'Super panga,' marijuana bales found on beach at Estero Bluffs

Large craft and up to 4,000 pounds of marijuana were left on the beach north of Cayucos

mfountain@thetribunenews.comJanuary 15, 2014 

Sheriff’s deputies are investigating the discovery Wednesday morning of a large panga boat and an estimated 3,500 to 4,000 pounds of marijuana stacked in bales on the beach at Estero Bluffs State Park, north of Cayucos and west of Highway 1.

As of Wednesday evening, no arrests had been made, and authorities were continuing to search for suspects.

The county Sheriff’s Office received a call at 7:20 a.m. from the U.S. Coast Guard, which reported seeing what appeared to be a large panga boat offshore of Morro Bay, heading north.

In response, deputies from the sheriff’s Special Operations Unit were dispatched to investigate.

At 8:20 a.m., someone called to report a panga boat on the beach at Estero Bluffs.

Unlike recent drug- and human-running skiffs found on local beaches in the past two years, the vessel discovered is more than 45 feet in length, is fitted with two 350-horsepower outboard motors and is informally known to law enforcement as a “super
panga.”

It took about 20 officers from the California Department of Fish and Wildlife, State Parks and the Sheriff’s Office to battle the outgoing tide and wrestle the beached vessel into water deep enough to be driven to the Morro Bay Harbor.

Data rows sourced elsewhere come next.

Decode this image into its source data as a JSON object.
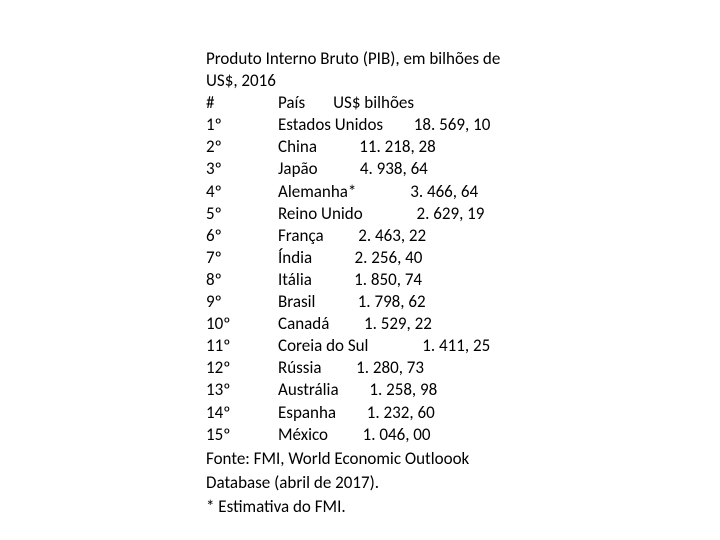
{
  "title_line1": "Produto Interno Bruto (PIB), em bilhões de",
  "title_line2": "US$, 2016",
  "header": {
    "rank": "#",
    "country": "País",
    "value_label": "US$ bilhões"
  },
  "rows": [
    {
      "rank": "1º",
      "country": "Estados Unidos",
      "value": "18. 569, 10"
    },
    {
      "rank": "2º",
      "country": "China",
      "value": "11. 218, 28"
    },
    {
      "rank": "3º",
      "country": "Japão",
      "value": "4. 938, 64"
    },
    {
      "rank": "4º",
      "country": "Alemanha*",
      "value": "3. 466, 64"
    },
    {
      "rank": "5º",
      "country": "Reino Unido",
      "value": "2. 629, 19"
    },
    {
      "rank": "6º",
      "country": "França",
      "value": "2. 463, 22"
    },
    {
      "rank": "7º",
      "country": "Índia",
      "value": "2. 256, 40"
    },
    {
      "rank": "8º",
      "country": "Itália",
      "value": "1. 850, 74"
    },
    {
      "rank": "9º",
      "country": "Brasil",
      "value": "1. 798, 62"
    },
    {
      "rank": "10º",
      "country": "Canadá",
      "value": "1. 529, 22"
    },
    {
      "rank": "11º",
      "country": "Coreia do Sul",
      "value": "1. 411, 25"
    },
    {
      "rank": "12º",
      "country": "Rússia",
      "value": "1. 280, 73"
    },
    {
      "rank": "13º",
      "country": "Austrália",
      "value": "1. 258, 98"
    },
    {
      "rank": "14º",
      "country": "Espanha",
      "value": "1. 232, 60"
    },
    {
      "rank": "15º",
      "country": "México",
      "value": "1. 046, 00"
    }
  ],
  "footer_line1": "Fonte: FMI, World Economic Outloook",
  "footer_line2": "Database (abril de 2017).",
  "footer_line3": "* Estimativa do FMI."
}
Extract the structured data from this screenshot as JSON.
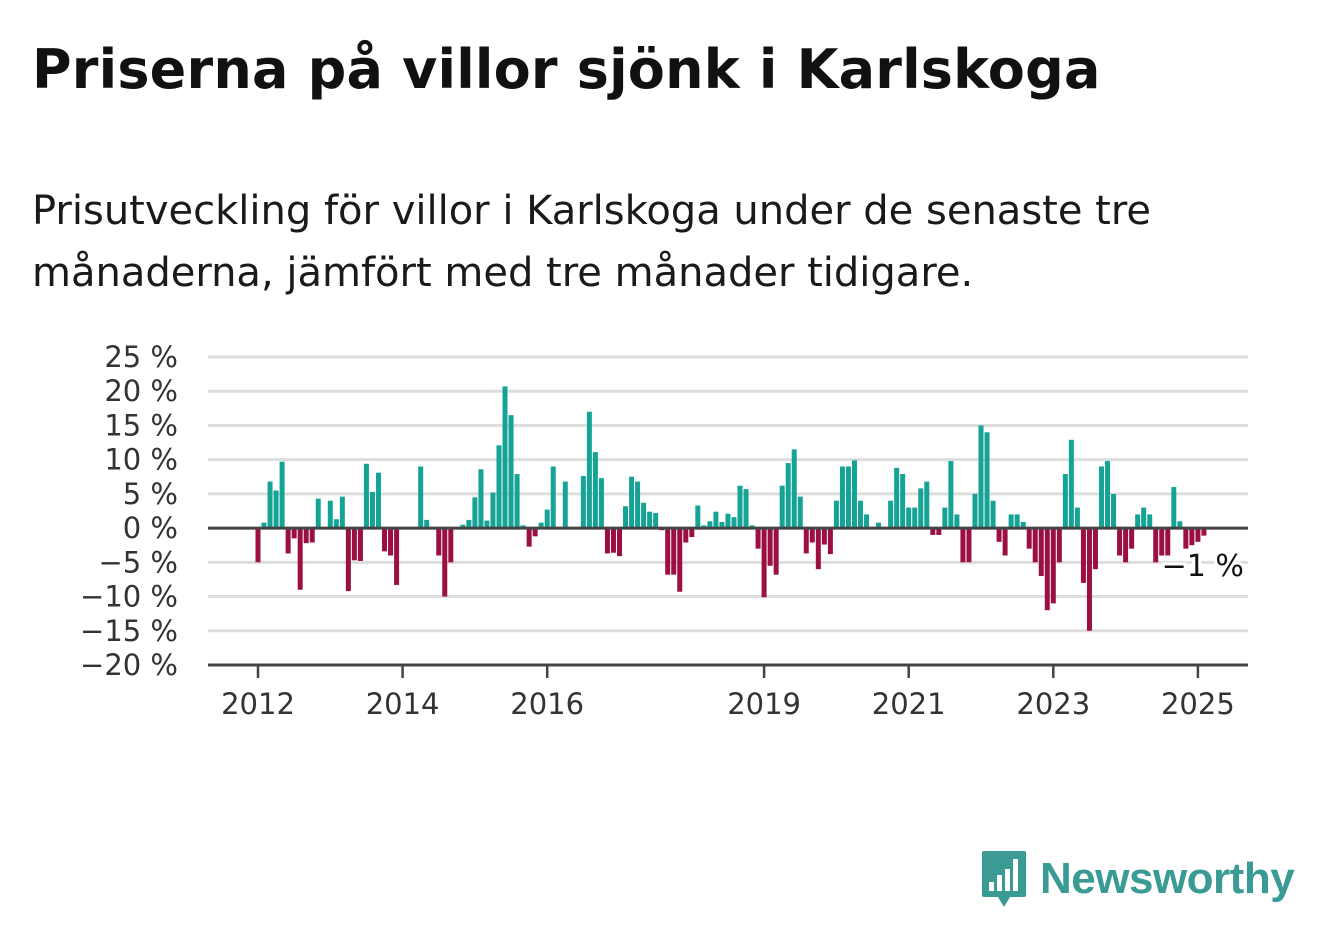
{
  "colors": {
    "positive": "#15a396",
    "negative": "#9c0f45",
    "zero_line": "#444444",
    "grid": "#dddddd",
    "brand": "#3a9a94"
  },
  "header": {
    "title": "Priserna på villor sjönk i Karlskoga",
    "subtitle": "Prisutveckling för villor i Karlskoga under de senaste tre månaderna, jämfört med tre månader tidigare."
  },
  "chart_data": {
    "type": "bar",
    "title": "Priserna på villor sjönk i Karlskoga",
    "subtitle": "Prisutveckling för villor i Karlskoga under de senaste tre månaderna, jämfört med tre månader tidigare.",
    "xlabel": "",
    "ylabel": "",
    "ylim": [
      -20,
      25
    ],
    "y_ticks": [
      25,
      20,
      15,
      10,
      5,
      0,
      -5,
      -10,
      -15,
      -20
    ],
    "y_tick_labels": [
      "25 %",
      "20 %",
      "15 %",
      "10 %",
      "5 %",
      "0 %",
      "−5 %",
      "−10 %",
      "−15 %",
      "−20 %"
    ],
    "x_tick_labels": [
      "2012",
      "2014",
      "2016",
      "2019",
      "2021",
      "2023",
      "2025"
    ],
    "x_tick_dates": [
      "2012-01",
      "2014-01",
      "2016-01",
      "2019-01",
      "2021-01",
      "2023-01",
      "2025-01"
    ],
    "x_range": [
      "2011-05",
      "2025-06"
    ],
    "grid": true,
    "start_month": "2012-01",
    "values": [
      -5,
      0.8,
      6.8,
      5.5,
      9.7,
      -3.7,
      -1.5,
      -9,
      -2.2,
      -2.1,
      4.3,
      0,
      4,
      1.3,
      4.6,
      -9.2,
      -4.7,
      -4.8,
      9.4,
      5.3,
      8.1,
      -3.4,
      -4,
      -8.3,
      0,
      0,
      0,
      9,
      1.2,
      0,
      -4,
      -10,
      -5,
      0,
      0.5,
      1.2,
      4.5,
      8.6,
      1.1,
      5.2,
      12.1,
      20.7,
      16.5,
      7.9,
      0.4,
      -2.7,
      -1.2,
      0.8,
      2.7,
      9,
      0,
      6.8,
      0,
      0,
      7.6,
      17,
      11.1,
      7.3,
      -3.7,
      -3.6,
      -4.1,
      3.2,
      7.5,
      6.8,
      3.7,
      2.4,
      2.2,
      -0.3,
      -6.8,
      -6.8,
      -9.3,
      -2.1,
      -1.3,
      3.3,
      0.4,
      1,
      2.4,
      0.9,
      2.1,
      1.6,
      6.2,
      5.7,
      0.4,
      -3,
      -10.1,
      -5.5,
      -6.8,
      6.2,
      9.5,
      11.5,
      4.6,
      -3.7,
      -2.1,
      -6,
      -2.4,
      -3.8,
      4,
      9,
      9,
      9.9,
      4,
      2,
      0,
      0.8,
      0,
      4,
      8.8,
      7.9,
      3,
      3,
      5.8,
      6.8,
      -1,
      -1,
      3,
      9.8,
      2,
      -5,
      -5,
      5,
      15,
      14,
      4,
      -2,
      -4,
      2,
      2,
      0.9,
      -3,
      -5,
      -7,
      -12,
      -11,
      -5,
      7.9,
      12.9,
      3,
      -8,
      -15,
      -6,
      9,
      9.8,
      5,
      -4,
      -5,
      -3,
      2,
      3,
      2,
      -5,
      -4,
      -4,
      6,
      1,
      -3,
      -2.5,
      -2,
      -1.1
    ],
    "last_value_label": "−1 %"
  }
}
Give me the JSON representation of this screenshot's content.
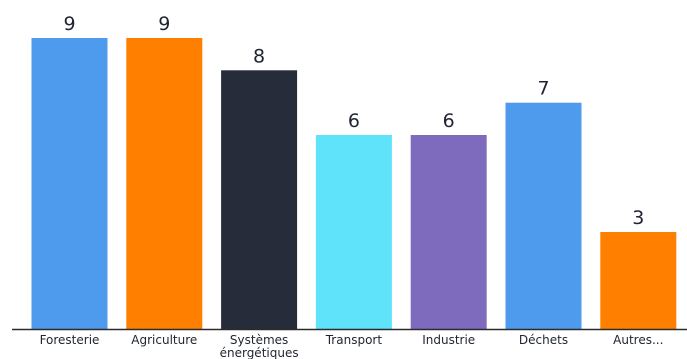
{
  "chart_data": {
    "type": "bar",
    "categories": [
      "Foresterie",
      "Agriculture",
      "Systèmes énergétiques",
      "Transport",
      "Industrie",
      "Déchets",
      "Autres..."
    ],
    "category_lines": [
      [
        "Foresterie"
      ],
      [
        "Agriculture"
      ],
      [
        "Systèmes",
        "énergétiques"
      ],
      [
        "Transport"
      ],
      [
        "Industrie"
      ],
      [
        "Déchets"
      ],
      [
        "Autres..."
      ]
    ],
    "values": [
      9,
      9,
      8,
      6,
      6,
      7,
      3
    ],
    "colors": [
      "#4e9bed",
      "#ff7f00",
      "#262c3a",
      "#5ee3fb",
      "#7f6bbe",
      "#4e9bed",
      "#ff7f00"
    ],
    "ylim": [
      0,
      9
    ],
    "grid": false,
    "legend": "none",
    "axis_color": "#2b2b2b"
  }
}
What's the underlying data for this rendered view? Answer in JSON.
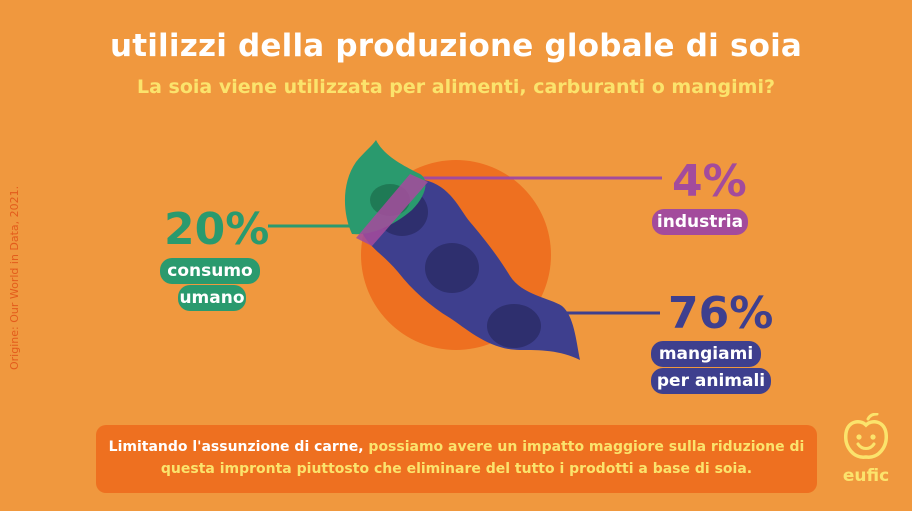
{
  "title": "utilizzi della produzione globale di soia",
  "subtitle": "La soia viene utilizzata per alimenti, carburanti o mangimi?",
  "source": "Origine: Our World in Data, 2021.",
  "categories": [
    {
      "key": "human",
      "percent": "20%",
      "value": 20,
      "label_lines": [
        "consumo",
        "umano"
      ],
      "color": "#2A9A6E"
    },
    {
      "key": "industry",
      "percent": "4%",
      "value": 4,
      "label_lines": [
        "industria"
      ],
      "color": "#A34B9C"
    },
    {
      "key": "feed",
      "percent": "76%",
      "value": 76,
      "label_lines": [
        "mangiami",
        "per animali"
      ],
      "color": "#3E3F8E"
    }
  ],
  "note": {
    "part1": "Limitando l'assunzione di carne,",
    "part2": " possiamo avere un impatto maggiore sulla riduzione di questa impronta piuttosto che eliminare del tutto i prodotti a base di soia."
  },
  "logo": {
    "text": "eufic",
    "icon": "apple-face-icon"
  },
  "colors": {
    "background": "#F0983E",
    "circle": "#EE7020",
    "title": "#ffffff",
    "subtitle": "#FBE36C"
  }
}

Undersheriff Tim Olivas, who was pulling the massive vessel in knee-deep surf with the rest of the officers, said a street value for the catch won’t be known until authorities assess its quality.

Olivas said it appeared the panga operators were interrupted during the offload given the amount of marijuana abandoned on the beach. Marijuana was packed inside large white bags that read “Salvado,” or “bran.” Seven barrels of
fuel were also pulled from the boat.

“At this point, we do not know if this was an accidental landing, but given the history of these landings here in recent history, my guess is it probably wasn’t accidental,” he said.

The boat itself is relatively expensive; including the two engines, Olivas estimated the panga to be worth up to $40,000.

“It’s a big, fast vessel,” Olivas said. “These are not cheap engines.”

Olivas added that the Sheriff’s Office is working closely with federal agencies to continue to monitor the local coastline for drug runners, thought to originate from northern Mexico. Though the boats have for years been discovered in Southern California, they have been traveling farther north up the California coast. This is the 11th known to land in San Luis Obispo County since the first occurred in May 2012.

“We’re realizing this coastline really is the border, as far as these boats are concerned,” Olivas said.

The Wednesday morning incident marks the first panga boat discovered in 2014; in 2013, six pangas ran ashore locally, most recently in December.

The super panga was driven by two  Fish and Wildlife officers to the Morro Bay Harbor, where it will be processed and later taken to the Sheriff’s Office headquarters in San Luis Obispo.